The events framed by Jesus’ entry into Jerusalem and his resurrection are some of the most dramatic and theologically important of the entire scriptural narrative. These days feature not only the drama of the triumphal entry, trial, last supper, and crucifixion but also poignant prayers and prophetic teachings of our Lord. John’s gospel devotes eight of its twenty-one chapters to this week alone! The week begins with Passion/Palm Sunday and ends with the “three days” (also called the Triduum, from sunset on Thursday to sunset on Easter Day), the period during which we mark Jesus’ trial, death, and resurrection.
The first Sunday of Holy Week is commonly called either “Palm Sunday” or “Passion Sunday.” Those who call it “Palm Sunday” tend to focus on the entry of Christ into Jerusalem to shouts of “Hosanna! Blessed is the one who comes in the name of the Lord!” (Mark 11:9). Those who refer to the day as “Passion Sunday” tend to focus on Jesus’ suffering. This is especially appropriate in contexts in which participation in midweek services on Maundy Thursday or Good Friday is difficult or minimal, and, as a result, worshipers would sing “Hosanna” on one Sunday and “Christ arose” on the next, with little attention to Jesus’ suffering and death in between.
But even for congregations that celebrate the day as Palm Sunday, it’s important to capture the irony of the day. This is the day on which Jesus entered the city in triumph, but as a part of his journey to the cross; this is the week in which crowd’s cries of “Hosanna” would soon turn to “Crucify him!” One helpful approach to Palm Sunday worship is to begin by focusing on the procession into Jerusalem and then to concentrate on the suffering and passion of Jesus.
On Maundy Thursday the church remembers the last evening Jesus shared with his disciples in the upper room before his arrest and crucifixion.
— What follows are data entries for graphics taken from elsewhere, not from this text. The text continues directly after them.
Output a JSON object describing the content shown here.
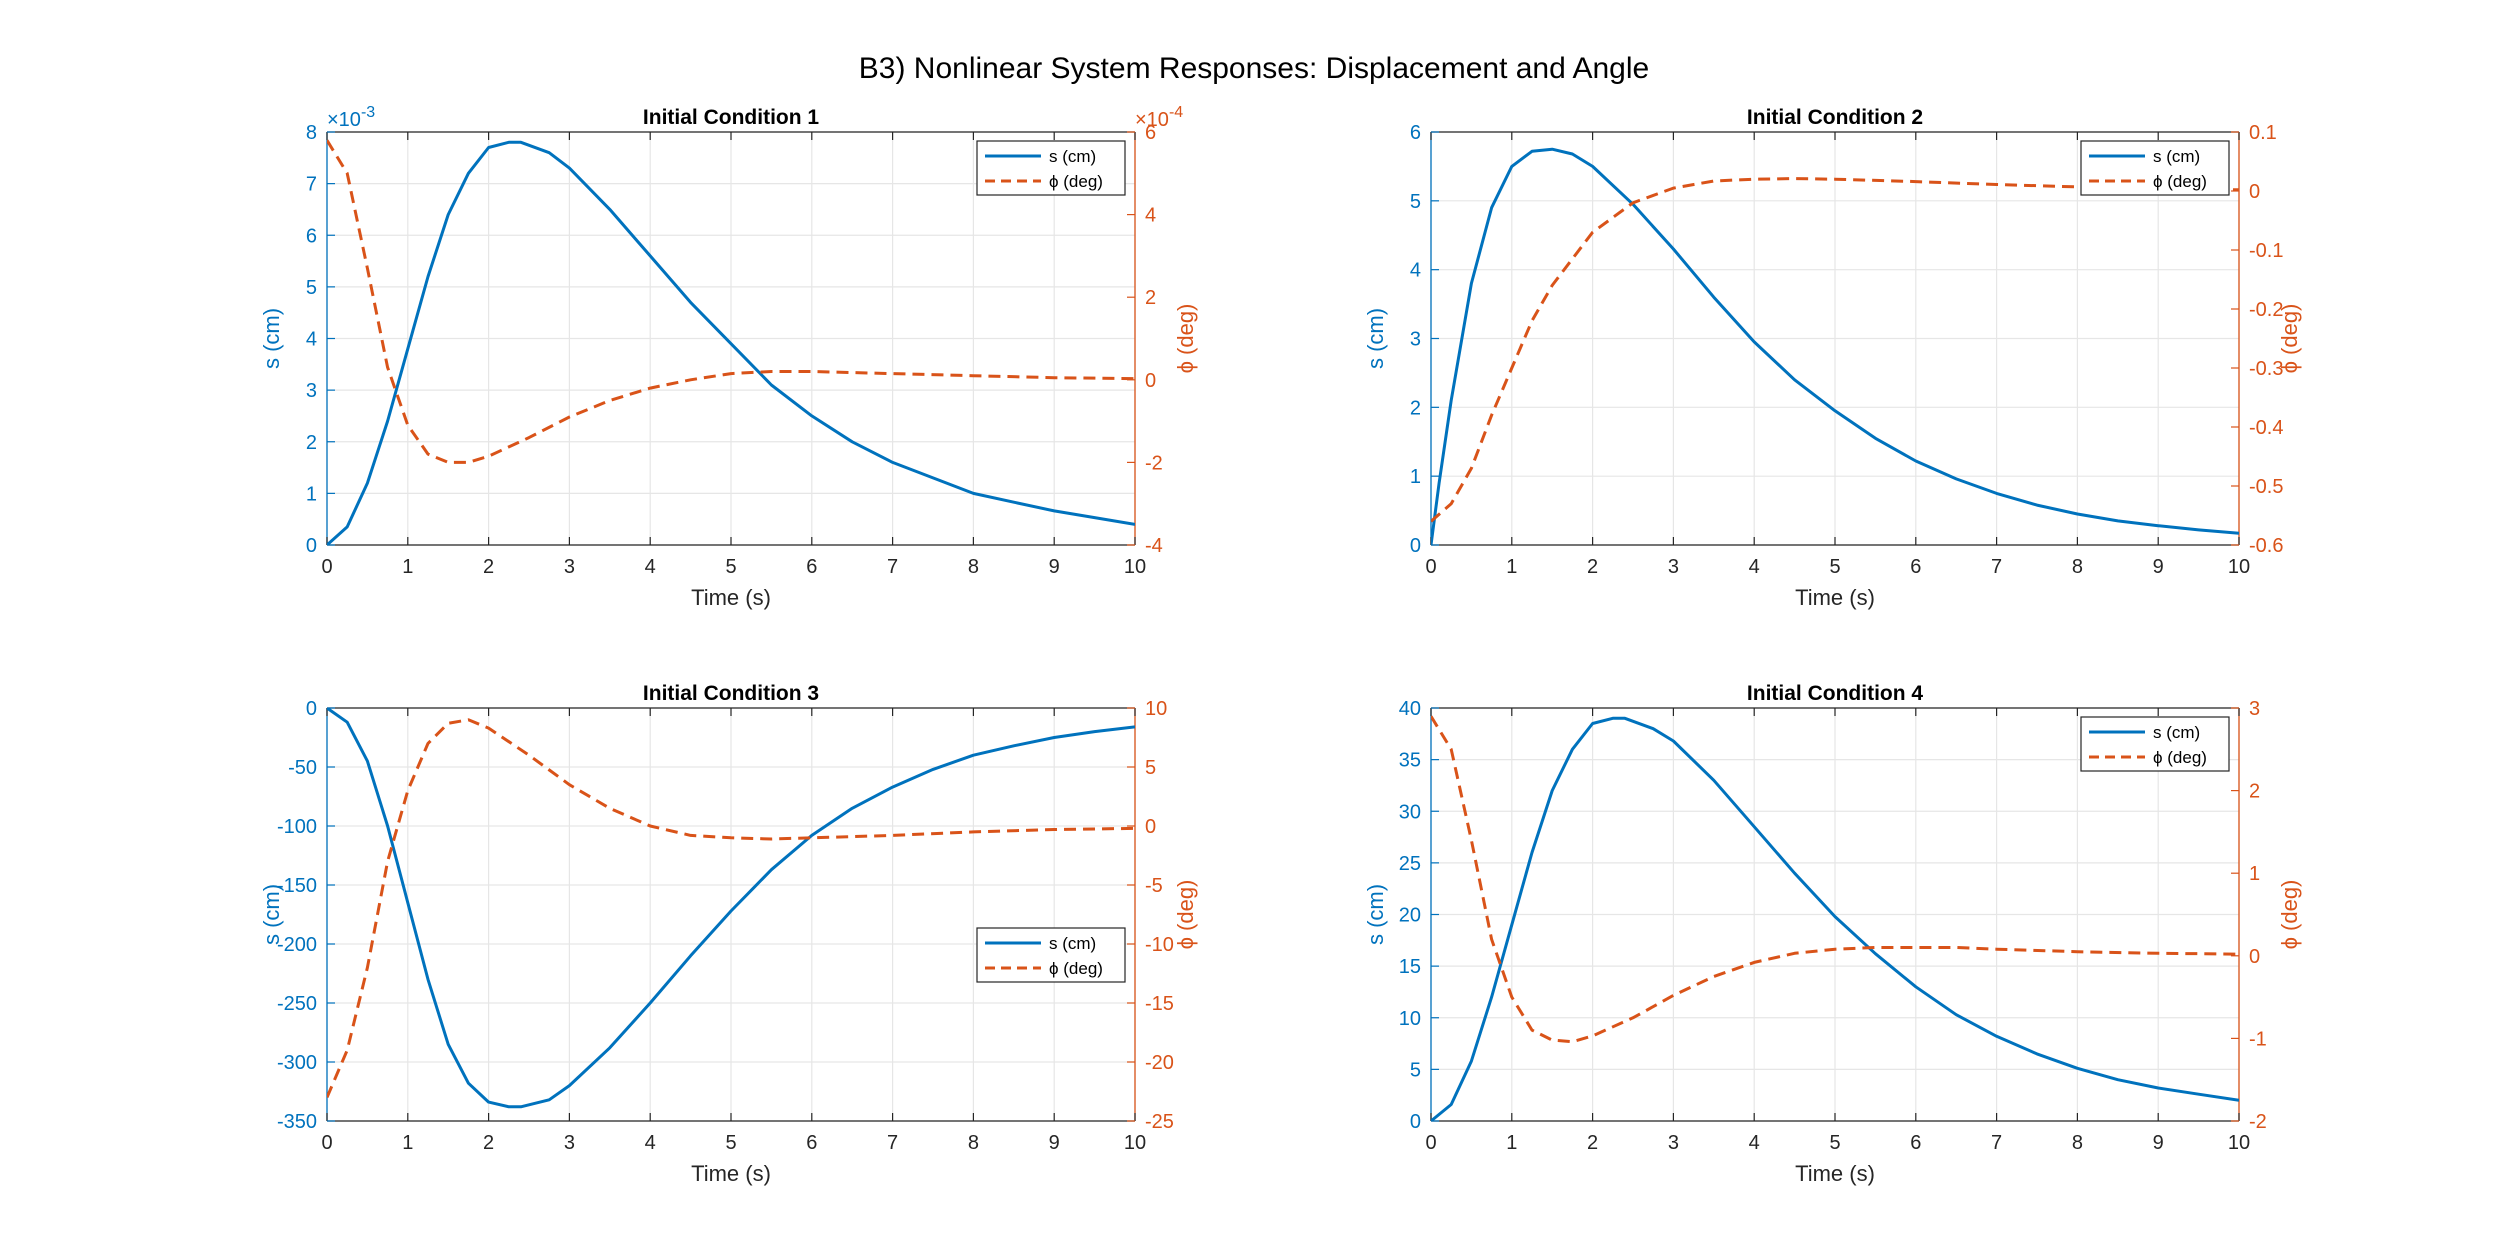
{
  "figure": {
    "title": "B3) Nonlinear System Responses: Displacement and Angle",
    "colors": {
      "s": "#0072BD",
      "phi": "#D95319",
      "axis_text": "#262626",
      "grid": "#E6E6E6"
    }
  },
  "chart_data": [
    {
      "type": "line",
      "title": "Initial Condition 1",
      "xlabel": "Time (s)",
      "ylabel_left": "s (cm)",
      "ylabel_right": "ϕ (deg)",
      "xlim": [
        0,
        10
      ],
      "xticks": [
        0,
        1,
        2,
        3,
        4,
        5,
        6,
        7,
        8,
        9,
        10
      ],
      "ylim_left": [
        0,
        0.008
      ],
      "yticks_left": [
        0,
        1,
        2,
        3,
        4,
        5,
        6,
        7,
        8
      ],
      "left_exponent": "×10",
      "left_exponent_power": "-3",
      "ylim_right": [
        -0.0004,
        0.0006
      ],
      "yticks_right": [
        -4,
        -2,
        0,
        2,
        4,
        6
      ],
      "right_exponent": "×10",
      "right_exponent_power": "-4",
      "legend_position": "top-right",
      "grid": true,
      "series": [
        {
          "name": "s (cm)",
          "axis": "left",
          "style": "solid",
          "x": [
            0,
            0.25,
            0.5,
            0.75,
            1,
            1.25,
            1.5,
            1.75,
            2,
            2.25,
            2.4,
            2.75,
            3,
            3.5,
            4,
            4.5,
            5,
            5.5,
            6,
            6.5,
            7,
            7.5,
            8,
            8.5,
            9,
            9.5,
            10
          ],
          "y": [
            0,
            0.00035,
            0.0012,
            0.0024,
            0.0038,
            0.0052,
            0.0064,
            0.0072,
            0.0077,
            0.0078,
            0.0078,
            0.0076,
            0.0073,
            0.0065,
            0.0056,
            0.0047,
            0.0039,
            0.0031,
            0.0025,
            0.002,
            0.0016,
            0.0013,
            0.001,
            0.00083,
            0.00066,
            0.00053,
            0.0004
          ]
        },
        {
          "name": "ϕ (deg)",
          "axis": "right",
          "style": "dashed",
          "x": [
            0,
            0.25,
            0.5,
            0.75,
            1,
            1.25,
            1.5,
            1.75,
            2,
            2.5,
            3,
            3.5,
            4,
            4.5,
            5,
            5.5,
            6,
            7,
            8,
            9,
            10
          ],
          "y": [
            0.00058,
            0.0005,
            0.00027,
            3e-05,
            -0.00011,
            -0.00018,
            -0.0002,
            -0.0002,
            -0.000185,
            -0.00014,
            -9e-05,
            -5e-05,
            -2e-05,
            0,
            1.5e-05,
            2e-05,
            2e-05,
            1.5e-05,
            1e-05,
            5e-06,
            3e-06
          ]
        }
      ]
    },
    {
      "type": "line",
      "title": "Initial Condition 2",
      "xlabel": "Time (s)",
      "ylabel_left": "s (cm)",
      "ylabel_right": "ϕ (deg)",
      "xlim": [
        0,
        10
      ],
      "xticks": [
        0,
        1,
        2,
        3,
        4,
        5,
        6,
        7,
        8,
        9,
        10
      ],
      "ylim_left": [
        0,
        6
      ],
      "yticks_left": [
        0,
        1,
        2,
        3,
        4,
        5,
        6
      ],
      "ylim_right": [
        -0.6,
        0.1
      ],
      "yticks_right": [
        -0.6,
        -0.5,
        -0.4,
        -0.3,
        -0.2,
        -0.1,
        0,
        0.1
      ],
      "legend_position": "top-right",
      "grid": true,
      "series": [
        {
          "name": "s (cm)",
          "axis": "left",
          "style": "solid",
          "x": [
            0,
            0.1,
            0.25,
            0.5,
            0.75,
            1,
            1.25,
            1.5,
            1.75,
            2,
            2.5,
            3,
            3.5,
            4,
            4.5,
            5,
            5.5,
            6,
            6.5,
            7,
            7.5,
            8,
            8.5,
            9,
            9.5,
            10
          ],
          "y": [
            0,
            0.9,
            2.1,
            3.8,
            4.9,
            5.5,
            5.72,
            5.75,
            5.68,
            5.5,
            4.95,
            4.3,
            3.6,
            2.95,
            2.4,
            1.95,
            1.55,
            1.22,
            0.96,
            0.75,
            0.58,
            0.45,
            0.35,
            0.28,
            0.22,
            0.17
          ]
        },
        {
          "name": "ϕ (deg)",
          "axis": "right",
          "style": "dashed",
          "x": [
            0,
            0.25,
            0.5,
            0.75,
            1,
            1.25,
            1.5,
            2,
            2.5,
            3,
            3.5,
            4,
            4.5,
            5,
            6,
            7,
            8,
            9,
            10
          ],
          "y": [
            -0.56,
            -0.53,
            -0.47,
            -0.38,
            -0.3,
            -0.22,
            -0.16,
            -0.07,
            -0.02,
            0.005,
            0.017,
            0.02,
            0.021,
            0.02,
            0.016,
            0.011,
            0.007,
            0.004,
            0.002
          ]
        }
      ]
    },
    {
      "type": "line",
      "title": "Initial Condition 3",
      "xlabel": "Time (s)",
      "ylabel_left": "s (cm)",
      "ylabel_right": "ϕ (deg)",
      "xlim": [
        0,
        10
      ],
      "xticks": [
        0,
        1,
        2,
        3,
        4,
        5,
        6,
        7,
        8,
        9,
        10
      ],
      "ylim_left": [
        -350,
        0
      ],
      "yticks_left": [
        -350,
        -300,
        -250,
        -200,
        -150,
        -100,
        -50,
        0
      ],
      "ylim_right": [
        -25,
        10
      ],
      "yticks_right": [
        -25,
        -20,
        -15,
        -10,
        -5,
        0,
        5,
        10
      ],
      "legend_position": "middle-right",
      "grid": true,
      "series": [
        {
          "name": "s (cm)",
          "axis": "left",
          "style": "solid",
          "x": [
            0,
            0.25,
            0.5,
            0.75,
            1,
            1.25,
            1.5,
            1.75,
            2,
            2.25,
            2.4,
            2.75,
            3,
            3.5,
            4,
            4.5,
            5,
            5.5,
            6,
            6.5,
            7,
            7.5,
            8,
            8.5,
            9,
            9.5,
            10
          ],
          "y": [
            0,
            -12,
            -45,
            -100,
            -165,
            -230,
            -285,
            -318,
            -334,
            -338,
            -338,
            -332,
            -320,
            -288,
            -250,
            -210,
            -172,
            -137,
            -108,
            -85,
            -67,
            -52,
            -40,
            -32,
            -25,
            -20,
            -16
          ]
        },
        {
          "name": "ϕ (deg)",
          "axis": "right",
          "style": "dashed",
          "x": [
            0,
            0.25,
            0.5,
            0.75,
            1,
            1.25,
            1.5,
            1.75,
            2,
            2.5,
            3,
            3.5,
            4,
            4.5,
            5,
            5.5,
            6,
            7,
            8,
            9,
            10
          ],
          "y": [
            -23,
            -19,
            -12,
            -3,
            3,
            7,
            8.7,
            9,
            8.3,
            6,
            3.5,
            1.5,
            0,
            -0.8,
            -1,
            -1.1,
            -1,
            -0.8,
            -0.5,
            -0.3,
            -0.2
          ]
        }
      ]
    },
    {
      "type": "line",
      "title": "Initial Condition 4",
      "xlabel": "Time (s)",
      "ylabel_left": "s (cm)",
      "ylabel_right": "ϕ (deg)",
      "xlim": [
        0,
        10
      ],
      "xticks": [
        0,
        1,
        2,
        3,
        4,
        5,
        6,
        7,
        8,
        9,
        10
      ],
      "ylim_left": [
        0,
        40
      ],
      "yticks_left": [
        0,
        5,
        10,
        15,
        20,
        25,
        30,
        35,
        40
      ],
      "ylim_right": [
        -2,
        3
      ],
      "yticks_right": [
        -2,
        -1,
        0,
        1,
        2,
        3
      ],
      "legend_position": "top-right",
      "grid": true,
      "series": [
        {
          "name": "s (cm)",
          "axis": "left",
          "style": "solid",
          "x": [
            0,
            0.25,
            0.5,
            0.75,
            1,
            1.25,
            1.5,
            1.75,
            2,
            2.25,
            2.4,
            2.75,
            3,
            3.5,
            4,
            4.5,
            5,
            5.5,
            6,
            6.5,
            7,
            7.5,
            8,
            8.5,
            9,
            9.5,
            10
          ],
          "y": [
            0,
            1.6,
            5.8,
            12,
            19,
            26,
            32,
            36,
            38.5,
            39,
            39,
            38,
            36.8,
            33,
            28.5,
            24,
            19.8,
            16.2,
            13,
            10.3,
            8.2,
            6.5,
            5.1,
            4,
            3.2,
            2.6,
            2
          ]
        },
        {
          "name": "ϕ (deg)",
          "axis": "right",
          "style": "dashed",
          "x": [
            0,
            0.25,
            0.5,
            0.75,
            1,
            1.25,
            1.5,
            1.75,
            2,
            2.5,
            3,
            3.5,
            4,
            4.5,
            5,
            5.5,
            6,
            6.5,
            7,
            8,
            9,
            10
          ],
          "y": [
            2.9,
            2.5,
            1.4,
            0.2,
            -0.5,
            -0.9,
            -1.02,
            -1.04,
            -0.97,
            -0.75,
            -0.48,
            -0.25,
            -0.08,
            0.03,
            0.08,
            0.1,
            0.1,
            0.1,
            0.08,
            0.05,
            0.03,
            0.02
          ]
        }
      ]
    }
  ]
}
Maundy Thursday marks three key events in Jesus’ last week: his washing of his disciples’ feet, his institution of the Lord’s Supper, and his new commandment to love one another.
The name “Maundy Thursday” comes from the Latin mandatum novum, referring to the “new commandment” Jesus taught his disciples (John 13:34). In other words, this is “new commandment Thursday.” Maundy Thursday worship naturally features the Lord’s Supper and, in some traditions, an act of foot washing or another sign of mutual love and dedication.
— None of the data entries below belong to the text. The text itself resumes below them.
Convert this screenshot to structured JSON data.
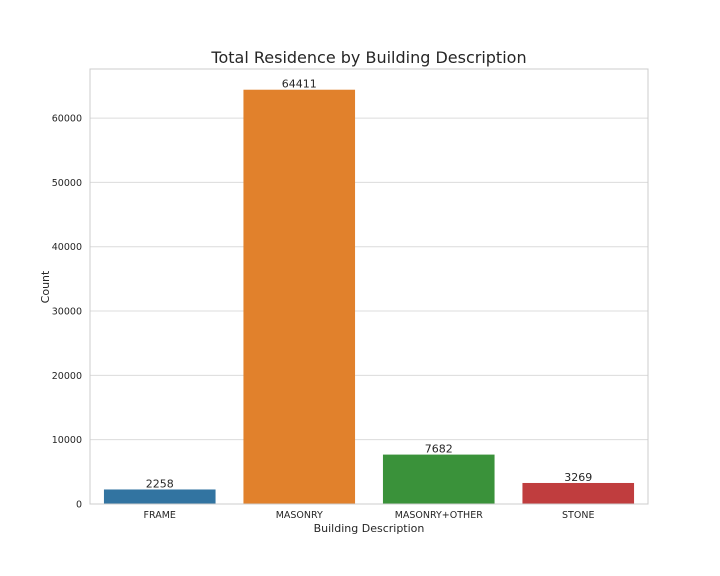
{
  "chart_data": {
    "type": "bar",
    "title": "Total Residence by Building Description",
    "xlabel": "Building Description",
    "ylabel": "Count",
    "categories": [
      "FRAME",
      "MASONRY",
      "MASONRY+OTHER",
      "STONE"
    ],
    "values": [
      2258,
      64411,
      7682,
      3269
    ],
    "data_labels": [
      "2258",
      "64411",
      "7682",
      "3269"
    ],
    "colors": [
      "#3274a1",
      "#e1812c",
      "#3a923a",
      "#c03d3e"
    ],
    "ylim": [
      0,
      67632
    ],
    "yticks": [
      0,
      10000,
      20000,
      30000,
      40000,
      50000,
      60000
    ],
    "ytick_labels": [
      "0",
      "10000",
      "20000",
      "30000",
      "40000",
      "50000",
      "60000"
    ],
    "grid": true,
    "legend": "none"
  }
}
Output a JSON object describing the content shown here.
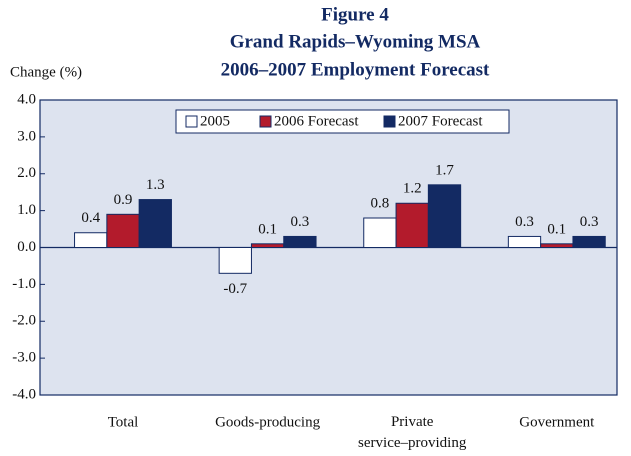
{
  "chart_data": {
    "type": "bar",
    "title": [
      "Figure 4",
      "Grand Rapids–Wyoming MSA",
      "2006–2007 Employment Forecast"
    ],
    "y_label": "Change (%)",
    "categories": [
      "Total",
      "Goods-producing",
      "Private service–providing",
      "Government"
    ],
    "series": [
      {
        "name": "2005",
        "color": "#ffffff",
        "values": [
          0.4,
          -0.7,
          0.8,
          0.3
        ]
      },
      {
        "name": "2006 Forecast",
        "color": "#b31b2c",
        "values": [
          0.9,
          0.1,
          1.2,
          0.1
        ]
      },
      {
        "name": "2007 Forecast",
        "color": "#132a63",
        "values": [
          1.3,
          0.3,
          1.7,
          0.3
        ]
      }
    ],
    "ylim": [
      -4,
      4
    ],
    "yticks": [
      {
        "value": 4,
        "label": "4.0"
      },
      {
        "value": 3,
        "label": "3.0"
      },
      {
        "value": 2,
        "label": "2.0"
      },
      {
        "value": 1,
        "label": "1.0"
      },
      {
        "value": 0,
        "label": "0.0"
      },
      {
        "value": -1,
        "label": "-1.0"
      },
      {
        "value": -2,
        "label": "-2.0"
      },
      {
        "value": -3,
        "label": "-3.0"
      },
      {
        "value": -4,
        "label": "-4.0"
      }
    ],
    "legend": "top"
  }
}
Celebrations of the Lord’s Supper can call attention to the many theologically rich dimensions of the Last Supper itself, including its attention to communal love and its clear eschatological orientation (its focus on hopeful anticipation of the coming kingdom).
Good Friday and Easter
Good Friday marks the death of Jesus Christ. It’s called “good” because of what Jesus’ death means for the redemption of the world. Worship on this day may focus on three aims: (1) to narrate and remember the events of Jesus’ death, (2) to open up the meaning of these events for our understanding of God and the redemption accomplished by the cross, and (3) to invite worshipers to renewed prayer and dedication.
All the hopes and expectations of Christians are realized in the resurrection of Jesus Christ from the dead, making Easter the most celebrative day of the church year.